/Credit_Risk_Analysis

Application of various supervised Machine Learning techniques to solve a real-world case study.

Primary LanguageJupyter Notebook

Credit Risk Analysis

This project focused on the application of various supervised Machine Learning techniques for performing efficient ETL and solving a real-world case study based on systematic statistical reasoning.

Table of Contents

Overview of Project

This project and Module 18 assignment focused on cultivating knowledge and skills in data preparation, statistical reasoning, and machine learning (ML), which were required for solving a real-world challenge: credit card risk. During the completion of this project we mainly leveraged the powerful features offered by Scikit-learn User Guide - Supervised Learning, Python imbalanced-learn, and their supporting packages/libraries/dependencies that let us explore, train, and study various supervised learning models and resources, such as random oversampling technique (RandomOverSampler), synthetic minority oversampling technique (SMOTE), cluster centroid undersampling technique (ClusterCentroids), and a combination of SMOTE and edited nearest neighbors algorithms (SMOTEENN). We also adopted two advanced ensemble methods that reduce bias to further verify the performance of each model.

Resources

Challenge Overview

To study credit risk that is an inherently unbalanced classification problem, as good loans easily outnumber risky loans, we employed different algorithms to train and evaluate models with unbalanced classes. We used a combinatorial approach of over- and under-sampling using the SMOTEENN algorithm. Next, we compared two new machine learning models that reduce bias, BalancedRandomForestClassifier and EasyEnsembleClassifier, to predict credit risk. We then evaluated the performance of these models versus the performance of the over- and/or under-sampling algorithms, and composed a written recommendation on whether they should be used to predict credit risk.

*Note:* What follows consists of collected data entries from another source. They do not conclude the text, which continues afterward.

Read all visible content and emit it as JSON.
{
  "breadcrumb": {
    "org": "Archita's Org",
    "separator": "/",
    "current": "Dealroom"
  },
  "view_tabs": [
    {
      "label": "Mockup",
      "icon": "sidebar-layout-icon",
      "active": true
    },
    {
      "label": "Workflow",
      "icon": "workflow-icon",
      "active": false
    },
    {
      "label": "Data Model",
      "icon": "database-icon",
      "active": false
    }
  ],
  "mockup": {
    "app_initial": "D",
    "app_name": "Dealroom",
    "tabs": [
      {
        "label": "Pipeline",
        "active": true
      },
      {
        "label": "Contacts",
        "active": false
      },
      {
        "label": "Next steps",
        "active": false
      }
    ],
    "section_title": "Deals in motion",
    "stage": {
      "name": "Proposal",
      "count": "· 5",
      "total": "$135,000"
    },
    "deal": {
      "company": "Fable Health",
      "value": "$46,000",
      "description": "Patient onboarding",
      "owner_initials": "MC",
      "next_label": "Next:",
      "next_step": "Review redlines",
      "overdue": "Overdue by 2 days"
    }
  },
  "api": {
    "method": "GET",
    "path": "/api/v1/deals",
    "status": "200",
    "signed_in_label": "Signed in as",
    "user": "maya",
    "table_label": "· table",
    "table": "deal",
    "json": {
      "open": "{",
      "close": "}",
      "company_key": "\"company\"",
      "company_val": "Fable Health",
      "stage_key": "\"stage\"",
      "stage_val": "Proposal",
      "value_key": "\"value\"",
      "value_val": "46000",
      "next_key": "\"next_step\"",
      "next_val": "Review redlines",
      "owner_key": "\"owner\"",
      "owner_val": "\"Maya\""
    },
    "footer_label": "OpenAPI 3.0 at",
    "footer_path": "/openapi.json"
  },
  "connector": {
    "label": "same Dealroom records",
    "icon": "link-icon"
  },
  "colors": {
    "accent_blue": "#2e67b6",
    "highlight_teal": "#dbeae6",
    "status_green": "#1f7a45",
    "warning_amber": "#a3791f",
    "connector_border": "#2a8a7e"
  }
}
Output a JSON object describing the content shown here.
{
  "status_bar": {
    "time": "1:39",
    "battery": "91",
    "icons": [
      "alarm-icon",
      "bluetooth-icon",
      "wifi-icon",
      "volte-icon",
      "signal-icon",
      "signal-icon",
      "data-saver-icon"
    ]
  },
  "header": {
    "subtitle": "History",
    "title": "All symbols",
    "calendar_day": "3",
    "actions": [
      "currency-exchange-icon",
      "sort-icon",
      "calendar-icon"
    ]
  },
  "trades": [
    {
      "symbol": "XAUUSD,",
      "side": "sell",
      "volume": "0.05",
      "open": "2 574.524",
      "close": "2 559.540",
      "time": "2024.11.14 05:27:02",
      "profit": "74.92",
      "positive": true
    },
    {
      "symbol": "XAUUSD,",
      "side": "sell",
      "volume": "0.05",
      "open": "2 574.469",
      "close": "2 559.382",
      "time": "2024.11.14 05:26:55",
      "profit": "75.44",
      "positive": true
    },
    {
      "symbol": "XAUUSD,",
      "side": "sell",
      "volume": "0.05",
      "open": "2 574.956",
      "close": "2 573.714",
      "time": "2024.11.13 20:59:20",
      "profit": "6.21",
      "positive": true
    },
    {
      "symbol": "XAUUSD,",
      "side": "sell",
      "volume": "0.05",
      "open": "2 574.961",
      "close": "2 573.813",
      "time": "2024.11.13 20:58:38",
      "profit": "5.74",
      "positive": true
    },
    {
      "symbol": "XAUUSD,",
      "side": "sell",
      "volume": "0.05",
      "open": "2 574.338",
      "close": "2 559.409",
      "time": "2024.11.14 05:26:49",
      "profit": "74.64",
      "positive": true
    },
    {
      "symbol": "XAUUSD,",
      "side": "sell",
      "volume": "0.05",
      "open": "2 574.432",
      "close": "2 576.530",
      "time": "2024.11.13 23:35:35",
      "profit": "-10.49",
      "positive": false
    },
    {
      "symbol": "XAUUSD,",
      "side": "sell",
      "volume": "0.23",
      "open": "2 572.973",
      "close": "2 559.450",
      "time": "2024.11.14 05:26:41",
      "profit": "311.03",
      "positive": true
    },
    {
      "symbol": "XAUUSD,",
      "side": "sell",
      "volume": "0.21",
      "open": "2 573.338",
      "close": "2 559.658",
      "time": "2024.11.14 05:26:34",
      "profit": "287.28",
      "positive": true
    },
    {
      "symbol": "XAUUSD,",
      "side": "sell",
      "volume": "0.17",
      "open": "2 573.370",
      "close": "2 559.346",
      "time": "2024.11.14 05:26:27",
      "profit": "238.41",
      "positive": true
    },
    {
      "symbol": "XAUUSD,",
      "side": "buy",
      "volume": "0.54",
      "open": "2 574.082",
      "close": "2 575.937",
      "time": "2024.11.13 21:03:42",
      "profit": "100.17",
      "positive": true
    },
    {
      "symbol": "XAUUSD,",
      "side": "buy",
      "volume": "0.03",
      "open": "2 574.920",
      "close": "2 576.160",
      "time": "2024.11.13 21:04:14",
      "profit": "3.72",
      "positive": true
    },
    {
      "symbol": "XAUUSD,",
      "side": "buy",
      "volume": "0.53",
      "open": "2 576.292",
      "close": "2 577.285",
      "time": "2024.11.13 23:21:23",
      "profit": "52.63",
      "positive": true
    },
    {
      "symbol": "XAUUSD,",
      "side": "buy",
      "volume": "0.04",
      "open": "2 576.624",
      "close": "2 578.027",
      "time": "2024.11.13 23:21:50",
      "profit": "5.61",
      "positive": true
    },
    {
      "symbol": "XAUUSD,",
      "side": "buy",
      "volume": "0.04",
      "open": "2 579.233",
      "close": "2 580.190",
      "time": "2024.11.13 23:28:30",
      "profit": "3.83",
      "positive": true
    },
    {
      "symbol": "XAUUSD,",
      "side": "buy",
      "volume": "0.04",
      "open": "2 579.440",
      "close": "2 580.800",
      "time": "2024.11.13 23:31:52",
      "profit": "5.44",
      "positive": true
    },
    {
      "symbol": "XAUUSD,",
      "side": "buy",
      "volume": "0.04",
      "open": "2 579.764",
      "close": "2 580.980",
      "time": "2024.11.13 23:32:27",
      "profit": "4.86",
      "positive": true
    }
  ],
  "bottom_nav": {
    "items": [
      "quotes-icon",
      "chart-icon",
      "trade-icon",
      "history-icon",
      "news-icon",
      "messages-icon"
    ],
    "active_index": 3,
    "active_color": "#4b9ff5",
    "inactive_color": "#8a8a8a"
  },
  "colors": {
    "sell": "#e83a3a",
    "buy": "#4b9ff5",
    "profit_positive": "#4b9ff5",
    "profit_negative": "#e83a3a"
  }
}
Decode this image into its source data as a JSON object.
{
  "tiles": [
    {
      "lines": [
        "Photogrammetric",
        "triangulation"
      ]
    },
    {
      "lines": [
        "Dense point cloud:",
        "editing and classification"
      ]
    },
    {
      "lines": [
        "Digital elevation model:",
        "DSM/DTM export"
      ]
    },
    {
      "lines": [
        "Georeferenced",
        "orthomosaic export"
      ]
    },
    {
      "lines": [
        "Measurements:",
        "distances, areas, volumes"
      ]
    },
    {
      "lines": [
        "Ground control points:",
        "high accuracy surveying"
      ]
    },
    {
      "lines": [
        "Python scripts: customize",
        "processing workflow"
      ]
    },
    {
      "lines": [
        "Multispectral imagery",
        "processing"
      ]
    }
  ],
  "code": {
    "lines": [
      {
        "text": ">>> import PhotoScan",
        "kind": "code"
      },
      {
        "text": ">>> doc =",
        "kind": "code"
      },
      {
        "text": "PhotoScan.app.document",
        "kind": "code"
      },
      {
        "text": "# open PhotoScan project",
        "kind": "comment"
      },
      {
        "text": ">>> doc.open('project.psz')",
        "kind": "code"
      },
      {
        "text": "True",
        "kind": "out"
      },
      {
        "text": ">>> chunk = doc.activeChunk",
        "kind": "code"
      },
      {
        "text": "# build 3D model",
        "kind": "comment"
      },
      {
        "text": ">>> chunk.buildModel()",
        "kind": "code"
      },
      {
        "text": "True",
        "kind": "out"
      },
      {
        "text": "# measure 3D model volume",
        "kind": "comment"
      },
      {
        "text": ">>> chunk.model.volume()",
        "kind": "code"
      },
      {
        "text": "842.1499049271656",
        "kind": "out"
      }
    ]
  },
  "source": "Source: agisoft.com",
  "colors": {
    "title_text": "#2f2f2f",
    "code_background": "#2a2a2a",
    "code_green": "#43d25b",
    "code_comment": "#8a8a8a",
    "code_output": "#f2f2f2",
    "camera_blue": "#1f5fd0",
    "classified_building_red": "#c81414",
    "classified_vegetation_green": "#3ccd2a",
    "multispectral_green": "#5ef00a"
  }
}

Below is the outline of our deliverables and a written report for presenting our results and analysis summary. It consists of three technical analysis deliverables and an executive summary of our study on credit risk analysis.

  • ☑️ Deliverable 1: Use Resampling Models to Predict Credit Risk.
  • ☑️ Deliverable 2: Use the SMOTEENN Algorithm to Predict Credit Risk.
  • ☑️ Deliverable 3: Use Ensemble Classifiers to Predict Credit Risk.
  • ☑️ Deliverable 4: A Written Report on the Credit Risk Analysis (this "README.md").

GitHub Repo Branches

All required deliverables are committed in this GitHub repo as outlined below.

main branch
|→ ./README.md
|→ ./credit_risk_resampling.ipynb
|→ ./credit_risk_ensemble.ipynb
|→ ./Resources/
  |→ ./Resources/LoanStats_2019Q1.csv
|→ ./Data/
  |→ ./Data/RandomOverSampler_nen100_rsn1_cm.png
  |→ ./Data/RandomOverSampler_nen100_rsn1_iclf_report.png
  |→ ./Data/SMOTE_nen100_rsn1_cm.png
  |→ ./Data/SMOTE_nen100_rsn1_iclf_report.png
  |→ ./Data/ClusterCentroids_nen100_rsn1_cm.png
  |→ ./Data/ClusterCentroids_nen100_rsn1_iclf_report.png
  |→ ./Data/SMOTEENN_nen100_rsn1_cm.png
  |→ ./Data/SMOTEENN_nen100_rsn1_iclf_report.png
  |→ ./Data/brf_nen100_rsn1_cm.png
  |→ ./Data/brf_nen100_rsn1_iclf_report.png
  |→ ./Data/brf_model_sorted_feature_importance.png
  |→ ./Data/brf_model_sorted_feature_importance.csv
  |→ ./Data/EasyEnsembleClassifier_nen100_rsn1_cm.png
  |→ ./Data/EasyEnsembleClassifier_nen100_rsn1_iclf_report.png
  |→ ./Data/AdaBoostClassifier_nen100_rsn1_cm.png
  |→ ./Data/AdaBoostClassifier_nen100_rsn1_iclf_report.png

Deliverable 1: Use Resampling Models to Predict Credit Risk

Using our knowledge of the imbalanced-learn and scikit-learn libraries, we evaluated the following machine learning models by using resampling to determine which was better at predicting credit risk.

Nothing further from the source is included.